As always, do your own research, I have no monetary or other interest in promoting this system. Below is the email response the vendor sent me to one of my inquiries:



Hi Karl,



You asked some very good questions.



The system increases position size based on risk and not based on account equity.



Average True Range (ATR) is the measure of risk used. I use an Average True Length (ATR) with a length of 5 days/bars and a multiple of 1. I subtract the ATR value from the entrance price to determine the dollar loss per contract if stopped out (stop loss Price). Then based on the dollar loss per contract, I figure out how many contracts to buy/short based on percentage of the account I am willing to risk.



For the C2 community, I set Percentage of account to risk at 5.75% per trade.

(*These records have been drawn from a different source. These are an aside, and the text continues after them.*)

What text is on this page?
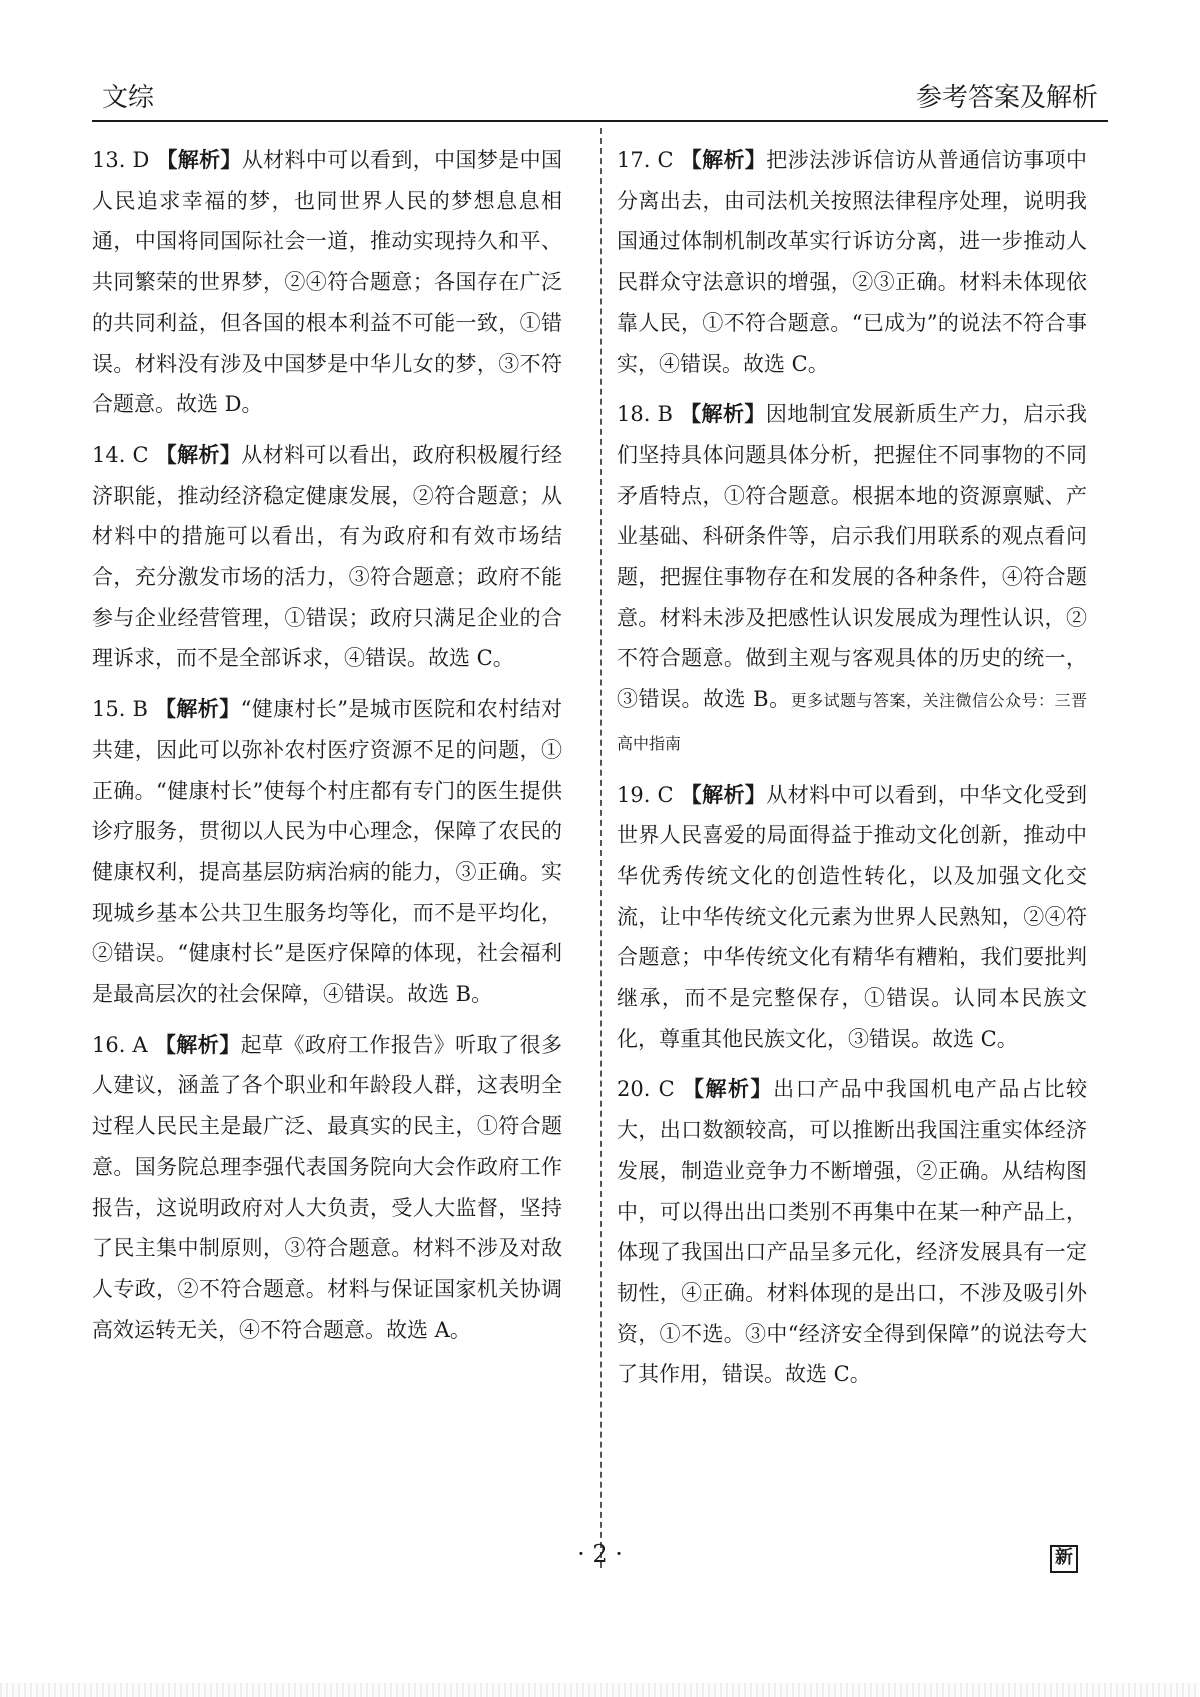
文综	参考答案及解析

13. D 【解析】从材料中可以看到，中国梦是中国人民追求幸福的梦，也同世界人民的梦想息息相通，中国将同国际社会一道，推动实现持久和平、共同繁荣的世界梦，②④符合题意；各国存在广泛的共同利益，但各国的根本利益不可能一致，①错误。材料没有涉及中国梦是中华儿女的梦，③不符合题意。故选 D。

14. C 【解析】从材料可以看出，政府积极履行经济职能，推动经济稳定健康发展，②符合题意；从材料中的措施可以看出，有为政府和有效市场结合，充分激发市场的活力，③符合题意；政府不能参与企业经营管理，①错误；政府只满足企业的合理诉求，而不是全部诉求，④错误。故选 C。

15. B 【解析】“健康村长”是城市医院和农村结对共建，因此可以弥补农村医疗资源不足的问题，①正确。“健康村长”使每个村庄都有专门的医生提供诊疗服务，贯彻以人民为中心理念，保障了农民的健康权利，提高基层防病治病的能力，③正确。实现城乡基本公共卫生服务均等化，而不是平均化，②错误。“健康村长”是医疗保障的体现，社会福利是最高层次的社会保障，④错误。故选 B。

16. A 【解析】起草《政府工作报告》听取了很多人建议，涵盖了各个职业和年龄段人群，这表明全过程人民民主是最广泛、最真实的民主，①符合题意。国务院总理李强代表国务院向大会作政府工作报告，这说明政府对人大负责，受人大监督，坚持了民主集中制原则，③符合题意。材料不涉及对敌人专政，②不符合题意。材料与保证国家机关协调高效运转无关，④不符合题意。故选 A。

17. C 【解析】把涉法涉诉信访从普通信访事项中分离出去，由司法机关按照法律程序处理，说明我国通过体制机制改革实行诉访分离，进一步推动人民群众守法意识的增强，②③正确。材料未体现依靠人民，①不符合题意。“已成为”的说法不符合事实，④错误。故选 C。

18. B 【解析】因地制宜发展新质生产力，启示我们坚持具体问题具体分析，把握住不同事物的不同矛盾特点，①符合题意。根据本地的资源禀赋、产业基础、科研条件等，启示我们用联系的观点看问题，把握住事物存在和发展的各种条件，④符合题意。材料未涉及把感性认识发展成为理性认识，②不符合题意。做到主观与客观具体的历史的统一，③错误。故选 B。更多试题与答案，关注微信公众号：三晋高中指南

19. C 【解析】从材料中可以看到，中华文化受到世界人民喜爱的局面得益于推动文化创新，推动中华优秀传统文化的创造性转化，以及加强文化交流，让中华传统文化元素为世界人民熟知，②④符合题意；中华传统文化有精华有糟粕，我们要批判继承，而不是完整保存，①错误。认同本民族文化，尊重其他民族文化，③错误。故选 C。

20. C 【解析】出口产品中我国机电产品占比较大，出口数额较高，可以推断出我国注重实体经济发展，制造业竞争力不断增强，②正确。从结构图中，可以得出出口类别不再集中在某一种产品上，体现了我国出口产品呈多元化，经济发展具有一定韧性，④正确。材料体现的是出口，不涉及吸引外资，①不选。③中“经济安全得到保障”的说法夸大了其作用，错误。故选 C。

· 2 ·	新
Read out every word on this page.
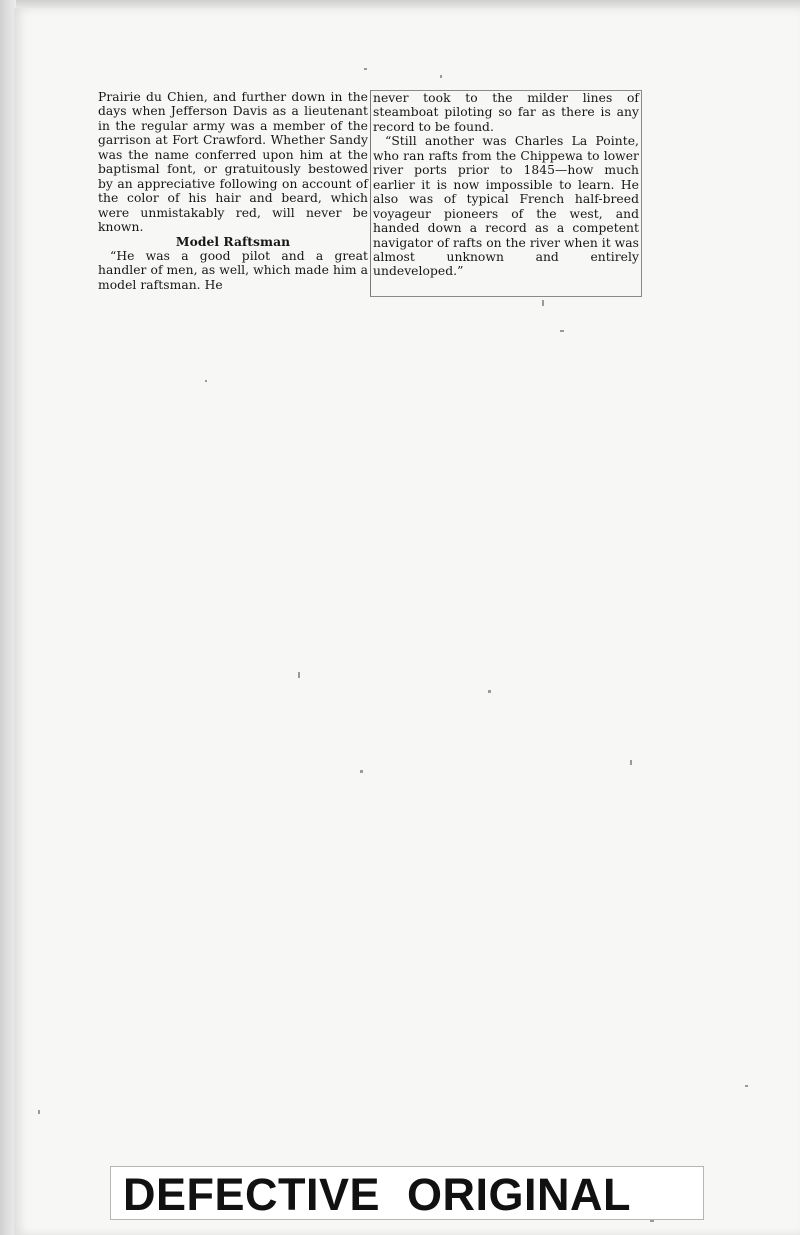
Prairie du Chien, and further down in the days when Jefferson Davis as a lieutenant in the regular army was a member of the garrison at Fort Crawford. Whether Sandy was the name conferred upon him at the baptismal font, or gratuitously bestowed by an appreciative following on account of the color of his hair and beard, which were unmistakably red, will never be known.

Model Raftsman

“He was a good pilot and a great handler of men, as well, which made him a model raftsman. He

never took to the milder lines of steamboat piloting so far as there is any record to be found.

“Still another was Charles La Pointe, who ran rafts from the Chippewa to lower river ports prior to 1845—how much earlier it is now impossible to learn. He also was of typical French half-breed voyageur pioneers of the west, and handed down a record as a competent navigator of rafts on the river when it was almost unknown and entirely undeveloped.”

DEFECTIVE ORIGINAL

I chose this level to maximize profit and to avoid C2’s high trade risk scoring. (This level can be adjusted to your risk tolerance)



The equation for determining the number of contracts is:



Position Size = (Account Equity * % Account risk per trade) / Dollar Risk per contract



Below is an example using a $20,000 account and a % account risk per trade set to 5.75%:



Purchase Price: 1750.00

5 Day ATR (multiple of 1): 15.00

Stop Loss Price: 1735.00 (1750.00 - 15.00)



Risk per contract: $750.00 (15 * $50)



Position Size = (Account Equity * % Account risk per trade) / Dollar Risk per contract

Position Size = ($20,000 * 5.75%) / $750.00

Position Size = ($1,150) / $750

Position Size = 1.53

Position Size = 1 (need to round down)



If my account was $30,000 then:



Position Size = (Account Equity * % Account risk per trade) / Dollar Risk per contract

Position Size = ($30,000 * 5.75%) / $750.00

Position Size = ($1,725) / $750

Position Size = 2.3

Position Size = 2 (need to round down)



To summarize, the position size is going to depend on volatility of the market, account size, and how much of the account we are willing to risk per trade. The higher the volatility, the fewer contracts we trade. If we are in a drawdown, we trade fewer contracts. The smaller the account size, the fewer contracts we trade. The number Contracts we trade are based on the percent account risk level per trade we are willing to risk.



Side Note: This system can be traded with a wider stop level. Widening the stop level will increase the Percentage of winning trades, but we will be trading fewer contracts.



After my presentation in Boston, I am thinking of putting together a YouTube video of a condensed version of the presentation. I think this will help everyone understand how to position their systems. I am hoping to get the video out a few weeks after the presentation.



Yes, I trade my own system. I use TradeStation as my broker.



I hope I answered your question about the position size. If not, let me know.